THe body can unsaturate CC bonds if they are AT LEAST 9 CARBONS AWAY from the omega end.
This is because the enzyme that does this binds to the CoA (remember–it’s the big handle) on the alpha carbon. This means it won’t be able to reach the carbons that are within 9 carbons from the omega carbon.
Why is it so important that we get linoleic (18:2 9,12) and linolenic (18:39,12,15) acid in our diet?
Because we need to use them as precursors for the signalling molecules that need those unsaturated bonds that far down the chain–our body can’t introduce unsatrated bonds between carbons that are less than 9 carbons away from the omega end.
What is a glycerophospholipid?
Name 4 common glycerophospholipids
How are ether glycerolipids (plasmalogens) different from glycerolipids?

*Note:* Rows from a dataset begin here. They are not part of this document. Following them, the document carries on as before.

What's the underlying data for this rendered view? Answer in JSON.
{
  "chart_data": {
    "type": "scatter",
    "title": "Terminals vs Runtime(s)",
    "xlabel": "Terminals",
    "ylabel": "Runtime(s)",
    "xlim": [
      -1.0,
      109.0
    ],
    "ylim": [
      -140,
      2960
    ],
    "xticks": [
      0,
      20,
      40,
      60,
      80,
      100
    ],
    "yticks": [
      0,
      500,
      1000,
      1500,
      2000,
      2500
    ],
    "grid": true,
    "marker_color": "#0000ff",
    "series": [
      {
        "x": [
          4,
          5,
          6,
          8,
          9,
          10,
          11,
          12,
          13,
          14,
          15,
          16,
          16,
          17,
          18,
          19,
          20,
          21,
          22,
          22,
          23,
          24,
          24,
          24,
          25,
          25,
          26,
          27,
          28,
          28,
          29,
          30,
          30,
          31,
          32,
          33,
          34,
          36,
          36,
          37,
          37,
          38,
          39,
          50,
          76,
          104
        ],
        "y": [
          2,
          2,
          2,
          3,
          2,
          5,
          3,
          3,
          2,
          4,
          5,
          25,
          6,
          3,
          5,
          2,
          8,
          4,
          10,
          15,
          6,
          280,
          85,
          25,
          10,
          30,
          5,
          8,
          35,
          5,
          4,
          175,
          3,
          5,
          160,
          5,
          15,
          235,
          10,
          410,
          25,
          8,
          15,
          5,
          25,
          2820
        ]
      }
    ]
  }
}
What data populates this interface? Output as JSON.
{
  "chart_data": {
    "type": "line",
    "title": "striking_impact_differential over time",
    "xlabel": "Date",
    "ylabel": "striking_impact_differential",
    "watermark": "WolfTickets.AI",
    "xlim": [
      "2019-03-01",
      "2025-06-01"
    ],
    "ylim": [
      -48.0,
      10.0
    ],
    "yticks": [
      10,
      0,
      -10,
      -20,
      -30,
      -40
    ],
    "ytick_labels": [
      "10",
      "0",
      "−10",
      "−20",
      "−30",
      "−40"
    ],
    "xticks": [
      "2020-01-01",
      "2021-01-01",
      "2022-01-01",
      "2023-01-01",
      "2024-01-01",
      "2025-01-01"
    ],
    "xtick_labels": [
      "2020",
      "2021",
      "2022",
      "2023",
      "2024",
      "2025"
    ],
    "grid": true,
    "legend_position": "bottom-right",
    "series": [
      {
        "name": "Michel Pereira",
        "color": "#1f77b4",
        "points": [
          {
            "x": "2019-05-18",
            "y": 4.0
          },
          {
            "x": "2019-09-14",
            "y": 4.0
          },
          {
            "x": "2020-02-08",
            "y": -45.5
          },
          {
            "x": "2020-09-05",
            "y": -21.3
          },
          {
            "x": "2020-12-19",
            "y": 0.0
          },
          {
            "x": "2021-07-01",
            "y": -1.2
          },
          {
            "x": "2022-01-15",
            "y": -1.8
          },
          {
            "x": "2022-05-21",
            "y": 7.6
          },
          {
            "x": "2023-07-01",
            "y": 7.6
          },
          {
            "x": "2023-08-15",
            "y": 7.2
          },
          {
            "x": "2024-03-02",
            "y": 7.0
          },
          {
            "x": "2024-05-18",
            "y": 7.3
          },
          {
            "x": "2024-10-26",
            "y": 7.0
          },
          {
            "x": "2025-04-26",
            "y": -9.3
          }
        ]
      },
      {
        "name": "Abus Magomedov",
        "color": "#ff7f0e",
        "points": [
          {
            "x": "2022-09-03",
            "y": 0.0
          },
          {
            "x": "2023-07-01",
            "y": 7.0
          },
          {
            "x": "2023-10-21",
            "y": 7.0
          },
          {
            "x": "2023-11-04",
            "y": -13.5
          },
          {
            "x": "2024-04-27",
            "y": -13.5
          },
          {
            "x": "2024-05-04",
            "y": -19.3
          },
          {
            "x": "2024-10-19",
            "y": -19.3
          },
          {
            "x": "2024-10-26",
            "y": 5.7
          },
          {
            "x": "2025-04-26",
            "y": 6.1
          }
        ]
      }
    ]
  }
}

How can lipid concentrations be used to determine gestational age?
Lung surfactants are made from lipids, including dipalmitoylphosphatidylcholine (the most important one) and sphingomyelin.
The ratio of these two lipids in amniotic fluid is an indicator of gestational progress.
Early on during gestation, dipalmitoylphosphatidylcholine and sphingomyelin are produces at similar levels, but over the course of development, dipalmitoylphosphatidylcholine becomes much more prevalent.
What is the effect of leptin release from adipocytes?
When is it released?
What receptors does it use to alter beheavior?
Leptin is a satiety hormone.
When TG levels are high, leptin secretion increases.
Leptin acts through JAK/STAT receptors in the hypothalamus, leading to the release of anorexigenic factors that depress appetite.
With leptin binding, the Jak receptor is phosphorylated. This phosphotrylates STAT molecules, which dimerize, enter the nucleus and act as transcription factors.